Não enxerguei o racismo quando disseram que meu nariz era muito aberto e feio, mesmo os anos seguintes em que sempre pensei em afiná-lo não serviram para abrir meus olhos. Demorei para criar a consciência que deveria ter, porque não era vantajoso ter mais uma pretinha gritando ” É RACISMO SIM!” em tudo que via. Tentaram tirar minha voz, tentaram colocar-me numa linha imaginária entre o quase preta e o nem tão branca assim. Quiseram fazer isso, mas não conseguiram.
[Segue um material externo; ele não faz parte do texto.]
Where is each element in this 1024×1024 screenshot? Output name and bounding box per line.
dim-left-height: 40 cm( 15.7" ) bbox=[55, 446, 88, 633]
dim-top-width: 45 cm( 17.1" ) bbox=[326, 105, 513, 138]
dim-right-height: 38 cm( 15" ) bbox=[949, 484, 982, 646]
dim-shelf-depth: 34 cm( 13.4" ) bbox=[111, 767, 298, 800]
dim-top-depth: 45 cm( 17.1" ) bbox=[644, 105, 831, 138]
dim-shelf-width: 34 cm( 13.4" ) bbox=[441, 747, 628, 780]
A dificuldade de se auto identificar como negra se dá devido à miscigenação que por muito tempo foi usada com o intuito de aproximar a população brasileira do que é tido como perfeito, ou seja, o mais perto do branco possível. Se ver negra é um fator importante para lidarmos com a branquitude e os meios vis que ela atua, porém devemos estar atentas para o racismo muito mais gritante, constante e agressivo que negras da pele mais escura passam. O fenótipo que mais se aproximar da raça negra será aquele mais execrado, o cabelo crespo por exemplo, bate de frente de forma contundente com tudo aquilo que é branco ou embranquecido. Existem violências raciais que pessoas de pele mais clara jamais sentirão, então reconhecer nosso lugar de luta é fundamental, ao lado de nossas irmãs igualmente negras nossa voz deve fazer um coro uníssono para lidarmos com o inimigo em comum, o racismo.